Friday, March 16

The Phantom Of The Opera

Last weekend the weather warmed up so I thought a nice drive in the country was in order. My wife and I piled into the car and headed for the Pocono Mountains of Eastern Pennsylvania.

While driving through the countryside I noticed a sign promoting a local theater’s production of The Phantom of the Opera, one of my favorite shows. I decided it would be fun to experience an “out of town” effort and see how it compared with the New York and London productions I had seen.

When we got to the theater I suppose I should have suspected that something was wrong when I noticed that the other patrons were all dressed up as characters from the show - some as The Phantom, some as Christine, some as Raoul, and one confused young man as Dr. Dr. Frank-N-Furter from The Rocky Horror Picture Show. In fact my wife and I were the only ones wearing “civvies”.

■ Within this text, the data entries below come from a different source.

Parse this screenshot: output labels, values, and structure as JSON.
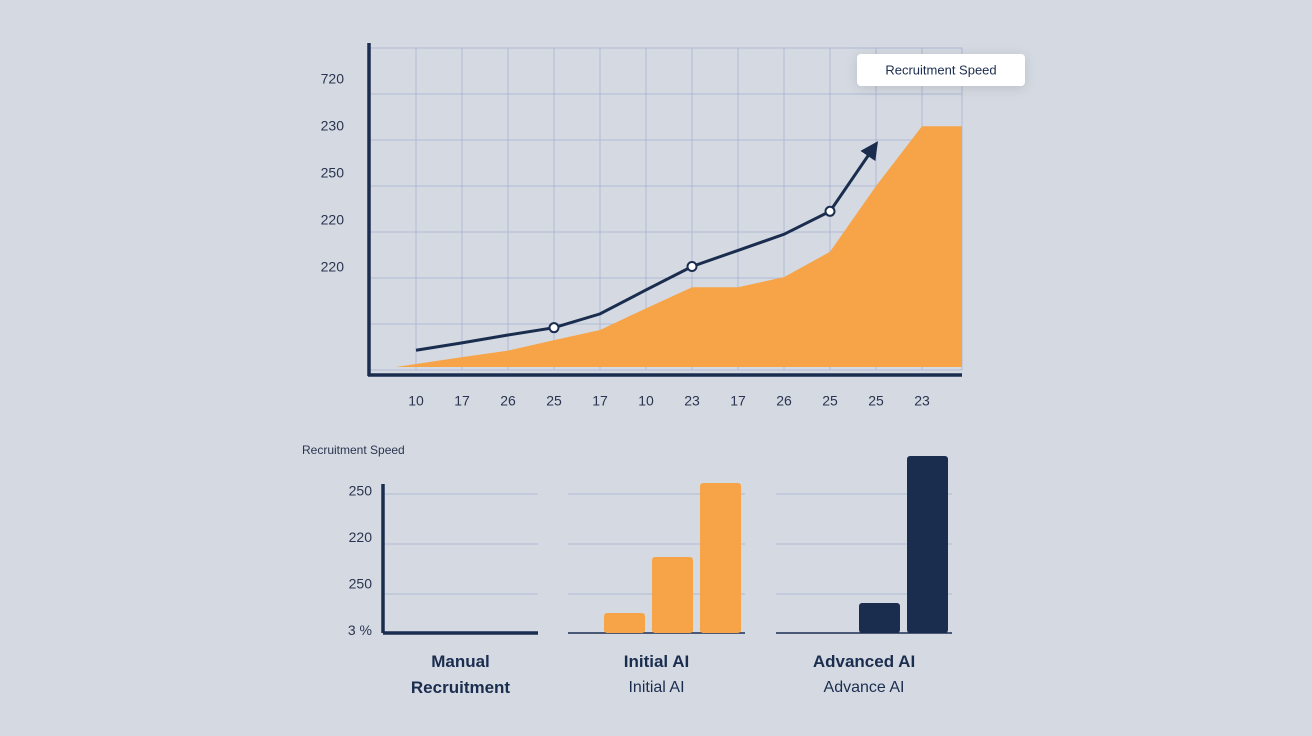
{
  "chart_data": [
    {
      "type": "line",
      "annotation": "Recruitment Speed",
      "y_axis_labels": [
        "720",
        "230",
        "250",
        "220",
        "220"
      ],
      "categories": [
        "10",
        "17",
        "26",
        "25",
        "17",
        "10",
        "23",
        "17",
        "26",
        "25",
        "25",
        "23"
      ],
      "line": {
        "color": "#1b2d4f",
        "values": [
          0.43,
          0.59,
          0.76,
          0.92,
          1.22,
          1.74,
          2.25,
          2.6,
          2.95,
          3.45,
          4.91,
          null
        ]
      },
      "area": {
        "color": "#f7a448",
        "values": [
          0.13,
          0.28,
          0.42,
          0.65,
          0.87,
          1.34,
          1.8,
          1.8,
          2.02,
          2.57,
          4.0,
          5.3
        ]
      },
      "ylim": [
        0,
        7
      ],
      "grid": true
    },
    {
      "type": "bar",
      "title": "Recruitment Speed",
      "y_axis_labels": [
        "250",
        "220",
        "250",
        "3 %"
      ],
      "groups": [
        {
          "name": "Manual Recruitment",
          "color": "#f7a448",
          "values": []
        },
        {
          "name": "Initial AI",
          "subtitle": "Initial AI",
          "color": "#f7a448",
          "values": [
            0.4,
            1.52,
            3.0
          ]
        },
        {
          "name": "Advanced AI",
          "subtitle": "Advance AI",
          "color": "#1b2d4f",
          "values": [
            0.6,
            3.54
          ]
        }
      ],
      "ylim": [
        0,
        3.6
      ],
      "grid": true
    }
  ]
}
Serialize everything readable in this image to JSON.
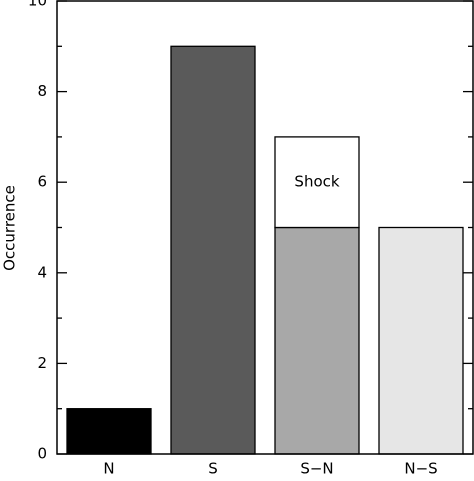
{
  "chart_data": {
    "type": "bar",
    "y_label": "Occurrence",
    "categories": [
      "N",
      "S",
      "S−N",
      "N−S"
    ],
    "series": [
      {
        "values": [
          1,
          9,
          5,
          5
        ],
        "colors": [
          "#000000",
          "#5a5a5a",
          "#a8a8a8",
          "#e6e6e6"
        ]
      },
      {
        "name": "Shock",
        "values": [
          null,
          null,
          2,
          null
        ],
        "color": "#ffffff"
      }
    ],
    "ylim": [
      0,
      10
    ],
    "yticks": [
      0,
      2,
      4,
      6,
      8,
      10
    ],
    "yminorticks": [
      1,
      3,
      5,
      7,
      9
    ]
  }
}
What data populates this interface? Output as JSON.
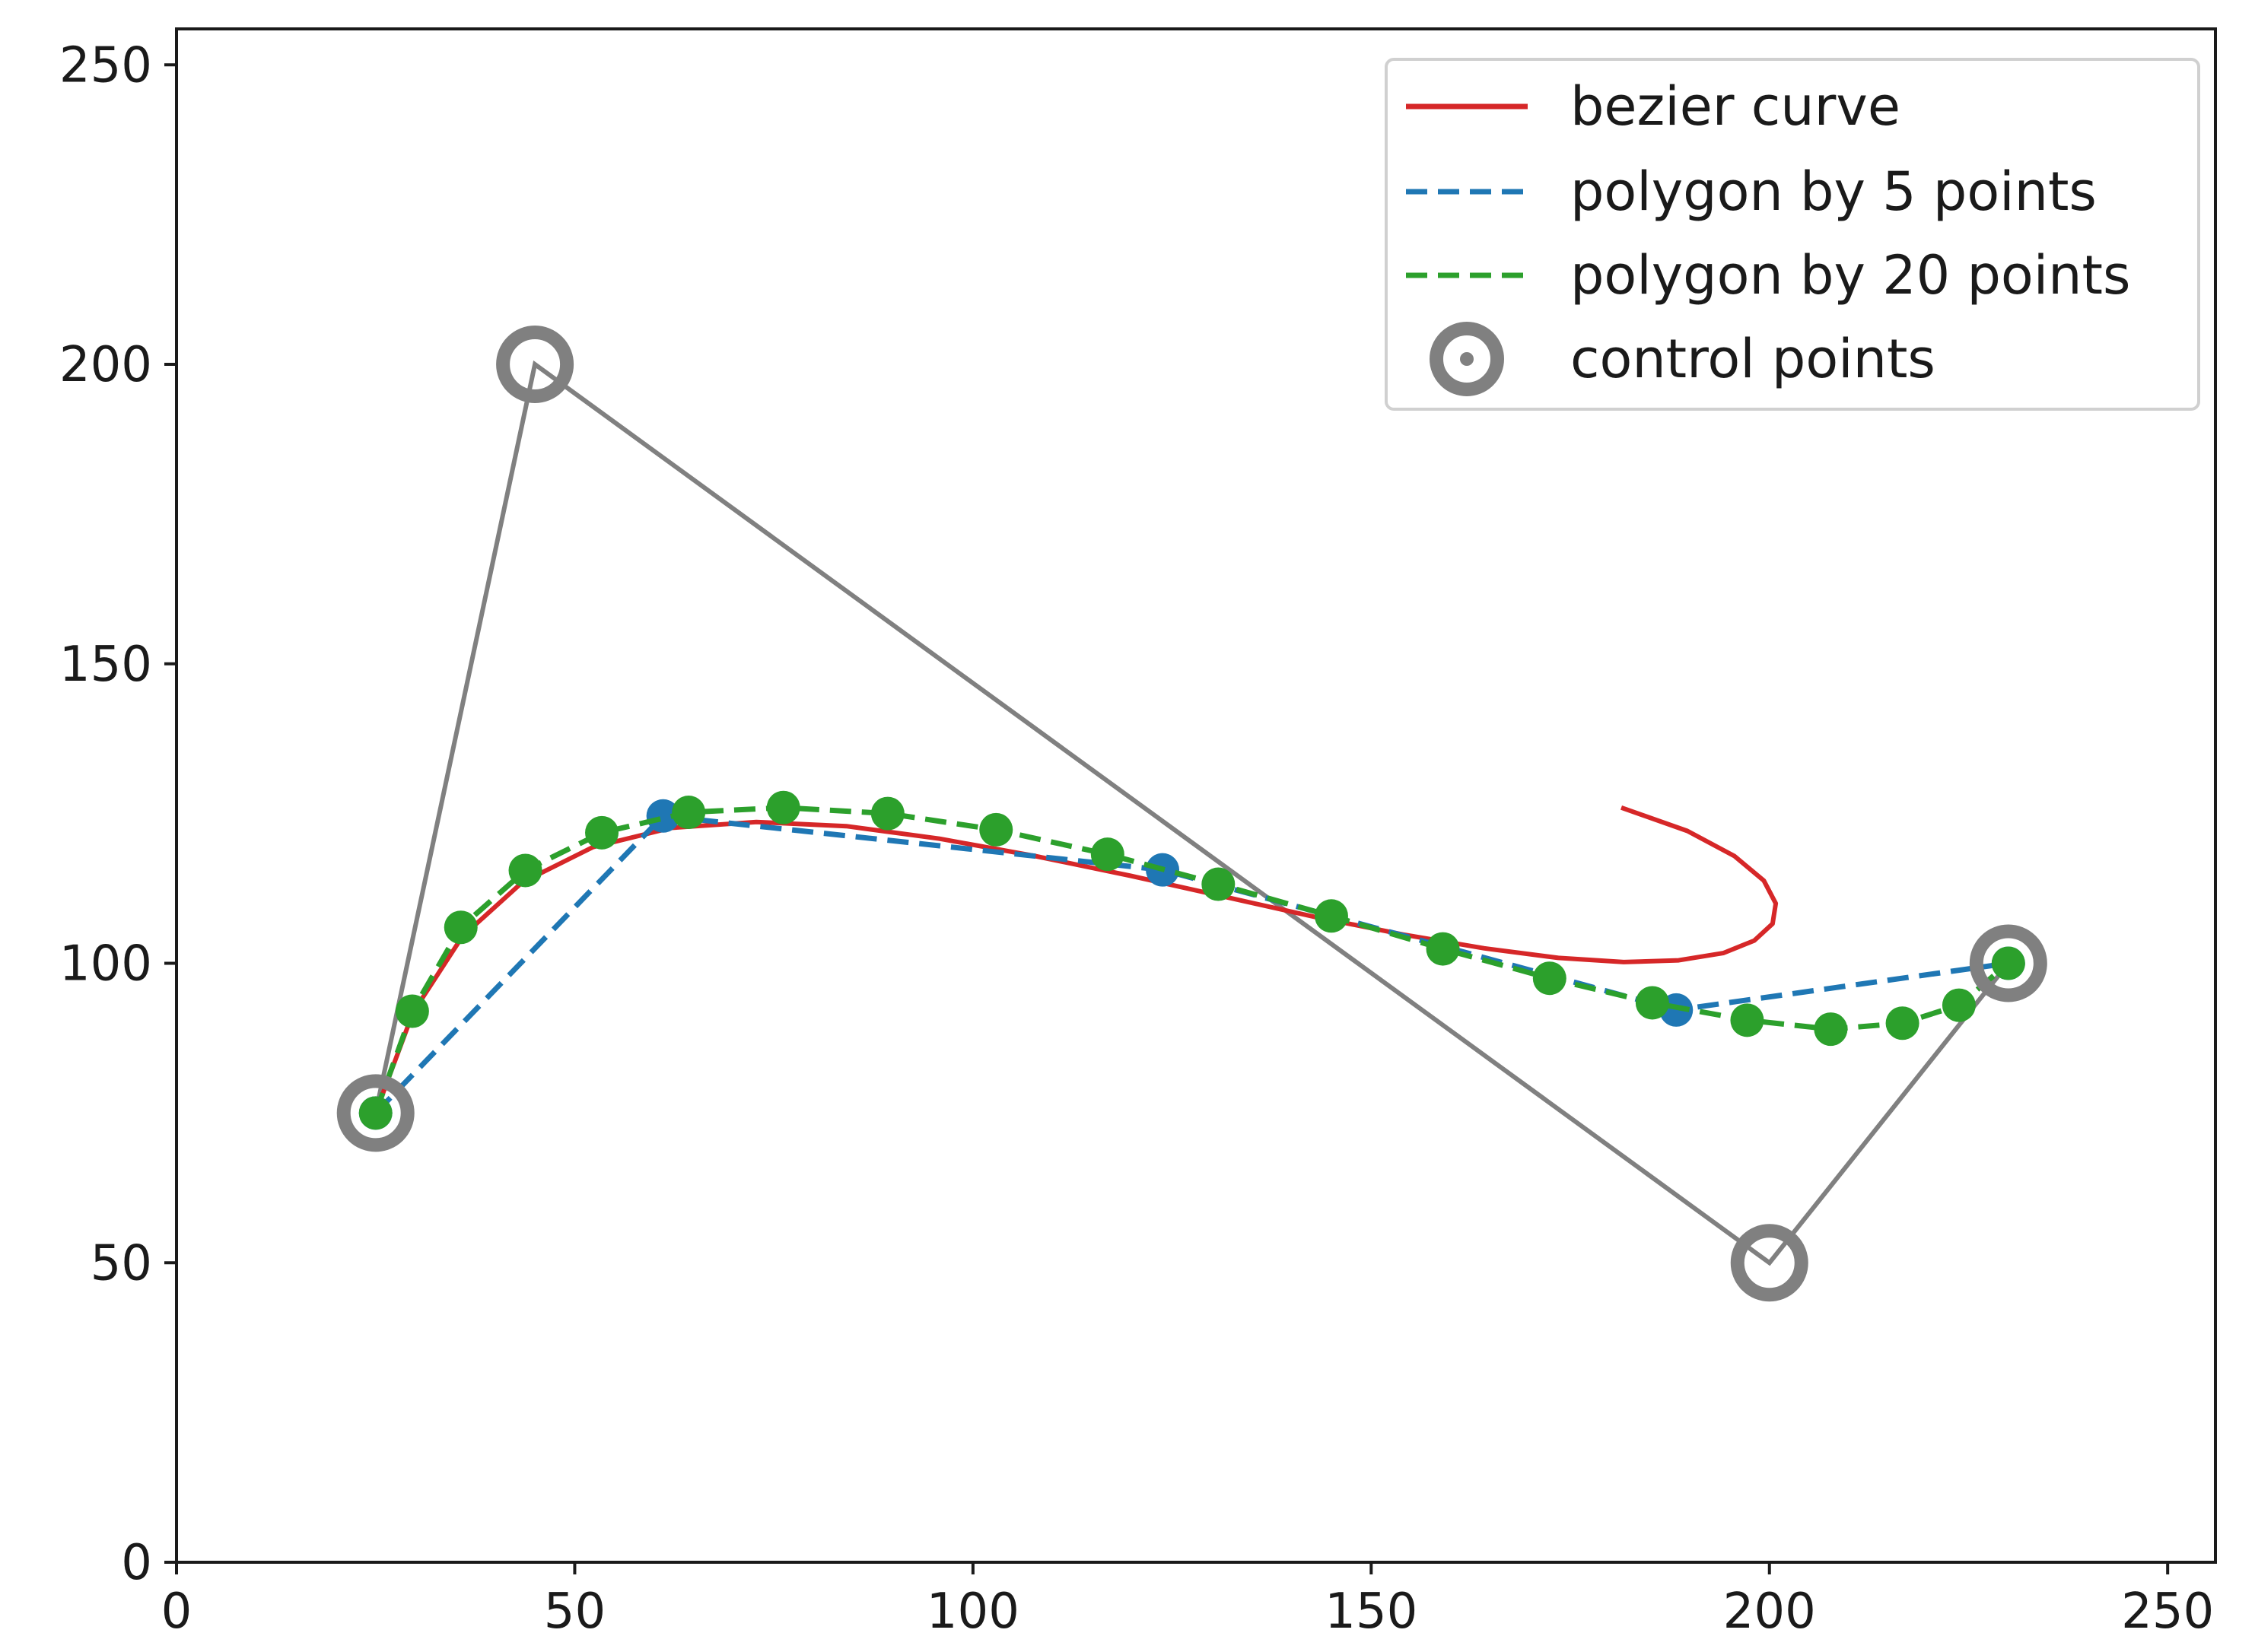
{
  "chart_data": {
    "type": "line",
    "title": "",
    "xlabel": "",
    "ylabel": "",
    "xlim": [
      0,
      256
    ],
    "ylim": [
      0,
      256
    ],
    "grid": false,
    "x_ticks": [
      0,
      50,
      100,
      150,
      200,
      250
    ],
    "x_tick_labels": [
      "0",
      "50",
      "100",
      "150",
      "200",
      "250"
    ],
    "y_ticks": [
      0,
      50,
      100,
      150,
      200,
      250
    ],
    "y_tick_labels": [
      "0",
      "50",
      "100",
      "150",
      "200",
      "250"
    ],
    "legend_position": "top-right",
    "series": [
      {
        "name": "bezier curve",
        "style": "solid",
        "color": "#d62728",
        "x": [
          25.0,
          29.7,
          35.9,
          43.4,
          52.3,
          62.1,
          72.8,
          84.1,
          95.8,
          107.8,
          119.8,
          131.6,
          143.1,
          154.0,
          164.2,
          173.5,
          181.7,
          188.6,
          194.2,
          198.1,
          200.4,
          200.8,
          199.3,
          195.6,
          189.7,
          181.4
        ],
        "y": [
          75.0,
          91.8,
          104.5,
          113.5,
          119.4,
          122.6,
          123.6,
          122.9,
          120.8,
          117.9,
          114.6,
          111.1,
          107.7,
          104.8,
          102.5,
          100.9,
          100.2,
          100.5,
          101.7,
          103.8,
          106.6,
          110.0,
          113.8,
          117.9,
          122.1,
          126.0
        ]
      },
      {
        "name": "polygon by 5 points",
        "style": "dashed",
        "color": "#1f77b4",
        "x": [
          25.0,
          61.1,
          123.8,
          188.3,
          230.0
        ],
        "y": [
          75.0,
          124.6,
          115.6,
          92.2,
          100.0
        ]
      },
      {
        "name": "polygon by 20 points",
        "style": "dashed",
        "color": "#2ca02c",
        "x": [
          25.0,
          29.6,
          35.7,
          43.8,
          53.4,
          64.3,
          76.2,
          89.3,
          102.9,
          116.9,
          130.8,
          145.0,
          159.0,
          172.4,
          185.3,
          197.2,
          207.7,
          216.7,
          223.8,
          230.0
        ],
        "y": [
          75.0,
          92.0,
          106.0,
          115.5,
          121.8,
          125.2,
          126.0,
          125.0,
          122.3,
          118.2,
          113.2,
          107.9,
          102.4,
          97.5,
          93.4,
          90.5,
          89.0,
          90.0,
          93.0,
          100.0
        ]
      },
      {
        "name": "control points",
        "style": "markers",
        "color": "#808080",
        "x": [
          25,
          45,
          200,
          230
        ],
        "y": [
          75,
          200,
          50,
          100
        ]
      }
    ]
  }
}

Despite a smallish orchestra consisting of drums, guitar, and violin we were enjoying the show pretty well until the middle of the first act - the part where The Phantom, having taken Christine to his underground lair, is explaining the layout. Suddenly, in the middle of the song, the actor playing the Phantom turned to the audience and shouted “Sing it with me, people!"

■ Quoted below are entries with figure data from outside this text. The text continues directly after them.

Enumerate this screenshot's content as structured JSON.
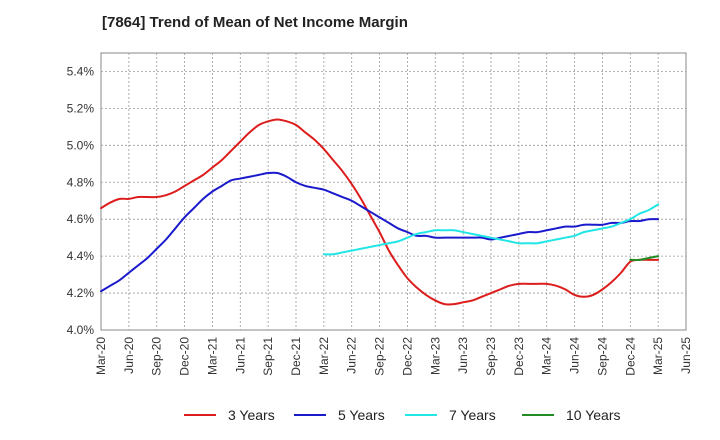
{
  "chart_data": {
    "type": "line",
    "title": "[7864]  Trend of Mean of Net Income Margin",
    "xlabel": "",
    "ylabel": "",
    "ylim": [
      0.04,
      0.055
    ],
    "y_ticks": [
      "4.0%",
      "4.2%",
      "4.4%",
      "4.6%",
      "4.8%",
      "5.0%",
      "5.2%",
      "5.4%"
    ],
    "y_tick_values": [
      0.04,
      0.042,
      0.044,
      0.046,
      0.048,
      0.05,
      0.052,
      0.054
    ],
    "x_ticks": [
      "Mar-20",
      "Jun-20",
      "Sep-20",
      "Dec-20",
      "Mar-21",
      "Jun-21",
      "Sep-21",
      "Dec-21",
      "Mar-22",
      "Jun-22",
      "Sep-22",
      "Dec-22",
      "Mar-23",
      "Jun-23",
      "Sep-23",
      "Dec-23",
      "Mar-24",
      "Jun-24",
      "Sep-24",
      "Dec-24",
      "Mar-25",
      "Jun-25"
    ],
    "grid": true,
    "legend_position": "bottom",
    "series": [
      {
        "name": "3 Years",
        "color": "#dd1c1c",
        "x": [
          "Mar-20",
          "Apr-20",
          "May-20",
          "Jun-20",
          "Jul-20",
          "Aug-20",
          "Sep-20",
          "Oct-20",
          "Nov-20",
          "Dec-20",
          "Jan-21",
          "Feb-21",
          "Mar-21",
          "Apr-21",
          "May-21",
          "Jun-21",
          "Jul-21",
          "Aug-21",
          "Sep-21",
          "Oct-21",
          "Nov-21",
          "Dec-21",
          "Jan-22",
          "Feb-22",
          "Mar-22",
          "Apr-22",
          "May-22",
          "Jun-22",
          "Jul-22",
          "Aug-22",
          "Sep-22",
          "Oct-22",
          "Nov-22",
          "Dec-22",
          "Jan-23",
          "Feb-23",
          "Mar-23",
          "Apr-23",
          "May-23",
          "Jun-23",
          "Jul-23",
          "Aug-23",
          "Sep-23",
          "Oct-23",
          "Nov-23",
          "Dec-23",
          "Jan-24",
          "Feb-24",
          "Mar-24",
          "Apr-24",
          "May-24",
          "Jun-24",
          "Jul-24",
          "Aug-24",
          "Sep-24",
          "Oct-24",
          "Nov-24",
          "Dec-24",
          "Jan-25",
          "Feb-25",
          "Mar-25"
        ],
        "values": [
          0.0466,
          0.0469,
          0.0471,
          0.0471,
          0.0472,
          0.0472,
          0.0472,
          0.0473,
          0.0475,
          0.0478,
          0.0481,
          0.0484,
          0.0488,
          0.0492,
          0.0497,
          0.0502,
          0.0507,
          0.0511,
          0.0513,
          0.0514,
          0.0513,
          0.0511,
          0.0507,
          0.0503,
          0.0498,
          0.0492,
          0.0486,
          0.0479,
          0.0471,
          0.0462,
          0.0453,
          0.0443,
          0.0435,
          0.0428,
          0.0423,
          0.0419,
          0.0416,
          0.0414,
          0.0414,
          0.0415,
          0.0416,
          0.0418,
          0.042,
          0.0422,
          0.0424,
          0.0425,
          0.0425,
          0.0425,
          0.0425,
          0.0424,
          0.0422,
          0.0419,
          0.0418,
          0.0419,
          0.0422,
          0.0426,
          0.0431,
          0.0437,
          0.0438,
          0.0438,
          0.0438
        ]
      },
      {
        "name": "5 Years",
        "color": "#1a1acc",
        "x": [
          "Mar-20",
          "Apr-20",
          "May-20",
          "Jun-20",
          "Jul-20",
          "Aug-20",
          "Sep-20",
          "Oct-20",
          "Nov-20",
          "Dec-20",
          "Jan-21",
          "Feb-21",
          "Mar-21",
          "Apr-21",
          "May-21",
          "Jun-21",
          "Jul-21",
          "Aug-21",
          "Sep-21",
          "Oct-21",
          "Nov-21",
          "Dec-21",
          "Jan-22",
          "Feb-22",
          "Mar-22",
          "Apr-22",
          "May-22",
          "Jun-22",
          "Jul-22",
          "Aug-22",
          "Sep-22",
          "Oct-22",
          "Nov-22",
          "Dec-22",
          "Jan-23",
          "Feb-23",
          "Mar-23",
          "Apr-23",
          "May-23",
          "Jun-23",
          "Jul-23",
          "Aug-23",
          "Sep-23",
          "Oct-23",
          "Nov-23",
          "Dec-23",
          "Jan-24",
          "Feb-24",
          "Mar-24",
          "Apr-24",
          "May-24",
          "Jun-24",
          "Jul-24",
          "Aug-24",
          "Sep-24",
          "Oct-24",
          "Nov-24",
          "Dec-24",
          "Jan-25",
          "Feb-25",
          "Mar-25"
        ],
        "values": [
          0.0421,
          0.0424,
          0.0427,
          0.0431,
          0.0435,
          0.0439,
          0.0444,
          0.0449,
          0.0455,
          0.0461,
          0.0466,
          0.0471,
          0.0475,
          0.0478,
          0.0481,
          0.0482,
          0.0483,
          0.0484,
          0.0485,
          0.0485,
          0.0483,
          0.048,
          0.0478,
          0.0477,
          0.0476,
          0.0474,
          0.0472,
          0.047,
          0.0467,
          0.0464,
          0.0461,
          0.0458,
          0.0455,
          0.0453,
          0.0451,
          0.0451,
          0.045,
          0.045,
          0.045,
          0.045,
          0.045,
          0.045,
          0.0449,
          0.045,
          0.0451,
          0.0452,
          0.0453,
          0.0453,
          0.0454,
          0.0455,
          0.0456,
          0.0456,
          0.0457,
          0.0457,
          0.0457,
          0.0458,
          0.0458,
          0.0459,
          0.0459,
          0.046,
          0.046
        ]
      },
      {
        "name": "7 Years",
        "color": "#22e5e5",
        "x": [
          "Mar-22",
          "Apr-22",
          "May-22",
          "Jun-22",
          "Jul-22",
          "Aug-22",
          "Sep-22",
          "Oct-22",
          "Nov-22",
          "Dec-22",
          "Jan-23",
          "Feb-23",
          "Mar-23",
          "Apr-23",
          "May-23",
          "Jun-23",
          "Jul-23",
          "Aug-23",
          "Sep-23",
          "Oct-23",
          "Nov-23",
          "Dec-23",
          "Jan-24",
          "Feb-24",
          "Mar-24",
          "Apr-24",
          "May-24",
          "Jun-24",
          "Jul-24",
          "Aug-24",
          "Sep-24",
          "Oct-24",
          "Nov-24",
          "Dec-24",
          "Jan-25",
          "Feb-25",
          "Mar-25"
        ],
        "values": [
          0.0441,
          0.0441,
          0.0442,
          0.0443,
          0.0444,
          0.0445,
          0.0446,
          0.0447,
          0.0448,
          0.045,
          0.0452,
          0.0453,
          0.0454,
          0.0454,
          0.0454,
          0.0453,
          0.0452,
          0.0451,
          0.045,
          0.0449,
          0.0448,
          0.0447,
          0.0447,
          0.0447,
          0.0448,
          0.0449,
          0.045,
          0.0451,
          0.0453,
          0.0454,
          0.0455,
          0.0456,
          0.0458,
          0.046,
          0.0463,
          0.0465,
          0.0468
        ]
      },
      {
        "name": "10 Years",
        "color": "#228b22",
        "x": [
          "Dec-24",
          "Jan-25",
          "Feb-25",
          "Mar-25"
        ],
        "values": [
          0.0438,
          0.0438,
          0.0439,
          0.044
        ]
      }
    ]
  }
}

He then began clapping his hands as he sang "And in this labyrinth…”.

My wife and I were stunned, but not as stunned as when the audience bellowed back “THE PHAAAAAAANTOM OF THE OPERA IS THERE – INSIDE YOUR MIIIIIIND!”

Apparently we had wandered into a production of Sing-a-long Phantom.

I had heard of a sing-a-long version of the motion picture Sound Of Music, and my DVD copy of Grease has sing-a-long lyrics for several of the tunes, but this was something new.

I will give the audience credit, though. They were a feisty and dedicated bunch who gave it all they had. Unfortunately, some of the trickier arias were beyond the capabilities of the Eastern Pennsylvania soprano.

It might have sounded better coming from Tony Soprano.

The Phantom himself was a cross between Robert Preston and Pete Seeger, prompting the audience with the lyrics while trumpeting away with his own quite accomplished baritone:

(spoken quickly) "Come-to-me-angel-of-music"
(sung with audience) "Come to me angel of muuuuusic."
(spoken) "I-am-your-angel-of-music"
(sung) "I am your angel of muuuuusic"

Later in the car on the way home I was, if not singing out loud, certainly at least humming. "Hmm hmm hmm THE MUSIC OF THE NIIIIGHT".

"Oh, for crying out loud...", my wife complained.

"Don't you mean 'for singing out loud'?" I replied, then added "ONLY YOU CAN MAKE MY SONG TAKE FLIIIIGHT."

She smiled, turned to me, and sang, in her excellent contralto, "THAT'S ENOUGH OF MUSIC FOR TONIIIIGHT!"